Commence alors une période très vivace pour les films de science-fiction, à tel point qu’il serait inutile de tous les lister. Parmi les plus marquants, Operation Ganymed, de Rainer Erler (1977) raconte les derniers jours d’une mission d’exploration spatiale qui, à son retour sur Terre après 4 ans d’absence, retrouve une planète désolée et abandonnée, le tout sur fond de phobies individuelles et de paranoïa anti-communiste. Deux ans plus tard, Peter Fleischmann réalise Die Hamburger Krankheit (La maladie de Hambourg), film préfigurant de nombreuses fictions mettant en scène les résultats d’une épidémie létale incontrôlable sur la population. Kamikaze 1989 du cinéaste Wolf Gremm sort en 1983 et tente de dénoncer, assez platement malheureusement, une société ultra-contrôlée par des médias conditionnant la pensée unique.

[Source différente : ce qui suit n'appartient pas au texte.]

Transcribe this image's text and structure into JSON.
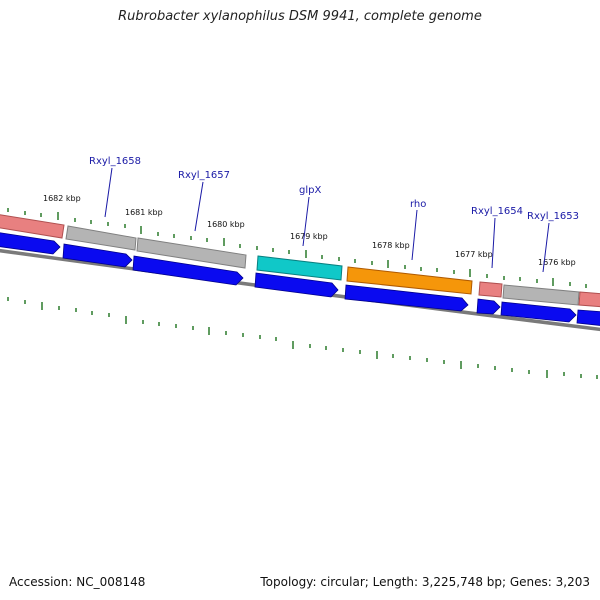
{
  "title": "Rubrobacter xylanophilus DSM 9941, complete genome",
  "footer": {
    "accession": "Accession: NC_008148",
    "summary": "Topology: circular; Length: 3,225,748 bp; Genes: 3,203"
  },
  "kbp_labels": [
    "1682 kbp",
    "1681 kbp",
    "1680 kbp",
    "1679 kbp",
    "1678 kbp",
    "1677 kbp",
    "1676 kbp"
  ],
  "gene_labels": [
    "Rxyl_1658",
    "Rxyl_1657",
    "glpX",
    "rho",
    "Rxyl_1654",
    "Rxyl_1653"
  ],
  "colors": {
    "cds": "#0a0af0",
    "gene_salmon": "#e88080",
    "gene_gray": "#b4b4b4",
    "gene_cyan": "#10c8c8",
    "gene_orange": "#f5960a",
    "tick": "#2a7a2a",
    "backbone": "#808080",
    "label": "#1a1aa6"
  }
}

En 1984, un certain étudiant en cinéma nommé Roland Emmerich réalise son film de fin d’études pour plus d’un million de deutschemarks : Das Arche-Noah-Prinzip (Le principe de l’arche de Noé), qui bien que salué pour une certaine maîtrise technique, est critiqué pour ses défauts d’écriture et sa propension à réutiliser mollement certains poncifs de la SF américaine. Emmerich continue ensuite sur sa lancée de manière assez isolée, produisant et réalisant ses premiers films de SF en Allemagne et en langue anglaise (Joey, Hollywood Monster et Moon 44) avant de parvenir à ses fins : travailler aux États-Unis.

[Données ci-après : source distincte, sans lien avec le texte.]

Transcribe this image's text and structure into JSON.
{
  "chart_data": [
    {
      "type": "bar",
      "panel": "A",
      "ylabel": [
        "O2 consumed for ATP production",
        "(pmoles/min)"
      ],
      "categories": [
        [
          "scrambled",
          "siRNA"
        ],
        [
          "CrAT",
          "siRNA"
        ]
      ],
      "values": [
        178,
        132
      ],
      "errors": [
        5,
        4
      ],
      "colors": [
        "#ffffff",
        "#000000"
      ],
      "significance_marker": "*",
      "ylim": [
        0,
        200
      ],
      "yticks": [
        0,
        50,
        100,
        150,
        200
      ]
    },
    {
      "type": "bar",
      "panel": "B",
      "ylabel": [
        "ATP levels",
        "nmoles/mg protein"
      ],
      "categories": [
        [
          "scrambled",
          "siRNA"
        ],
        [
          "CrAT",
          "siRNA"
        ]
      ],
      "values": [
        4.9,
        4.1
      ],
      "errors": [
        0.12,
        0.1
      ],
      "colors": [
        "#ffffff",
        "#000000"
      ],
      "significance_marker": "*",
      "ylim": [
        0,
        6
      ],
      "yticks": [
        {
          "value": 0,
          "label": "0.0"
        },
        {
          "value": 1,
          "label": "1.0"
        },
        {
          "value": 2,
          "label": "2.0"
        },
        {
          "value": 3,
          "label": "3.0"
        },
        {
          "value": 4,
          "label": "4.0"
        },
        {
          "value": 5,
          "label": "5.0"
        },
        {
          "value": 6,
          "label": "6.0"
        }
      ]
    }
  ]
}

Le dernier grand projet ambitieux du cinéma de SF allemande pré-unification est une coproduction avec la France et… l’Union Soviétique ! Un dieu rebelle (Es ist nicht leicht ein Gott zu sein) est une adaptation d’un roman des frères Strugatsky qui ambitionne d’explorer, sur deux heures, la problématique de l’ingérence des sociétés technologiquement avancées sur les peuples moins développés. Métaphore fonctionnant aussi bien à travers le microscope de la colonisation que celui de la guerre froide, Un dieu rebelle reste aujourd’hui encore un fascinant vestige de la volonté de produire, en Europe, des fresques science-fictionnelles puissantes et aux propos pertinents. Réalisé par Peter Fleischmann, le film bénéficie d’une fabrication soignée et d’une réalisation appliquée, bien que ses problèmes de financement aient empêché la majesté des dessins préparatoires de se retrouver à l’écran. Le scénario, signé par le prolifique Jean-Claude Carrière, se présente sous la forme d’une aventure exotique fortement empreinte de questionnements philosophiques nombreux, de la responsabilité individuelle à faire changer le monde, au futur d’une humanité vivant de sa technologie. Victime des bouleversements socio-économiques du début des années 1990, ce dernier grand projet de SF en RFA passe totalement inaperçu à sa sortie, et ce même dans ses pays producteurs.

Ainsi, la résurrection de la science-fiction dans l’Allemagne de l’Ouest n’aura pas été sans accrocs. De rares cinéastes talentueux s’essaient au genre au lendemain de la guerre qui a ravagé le pays et presque fait table rase de ses capacités de production cinématographique. Grâce à eux, une sous-culture de séries B et Z parvient à venir au monde et à profiter des films américains pour les singer, jusqu’à ce que les années 70 et leurs jeunes auteurs décident de s’emparer de ses poncifs pour composer leurs expérimentations. Il faut attendre les années 80 et le crépuscule de la désunion germanique pour voir émerger une poignée de projets réellement ambitieux et discursifs, dont l’influence se ressentira encore sur certains films post-unification.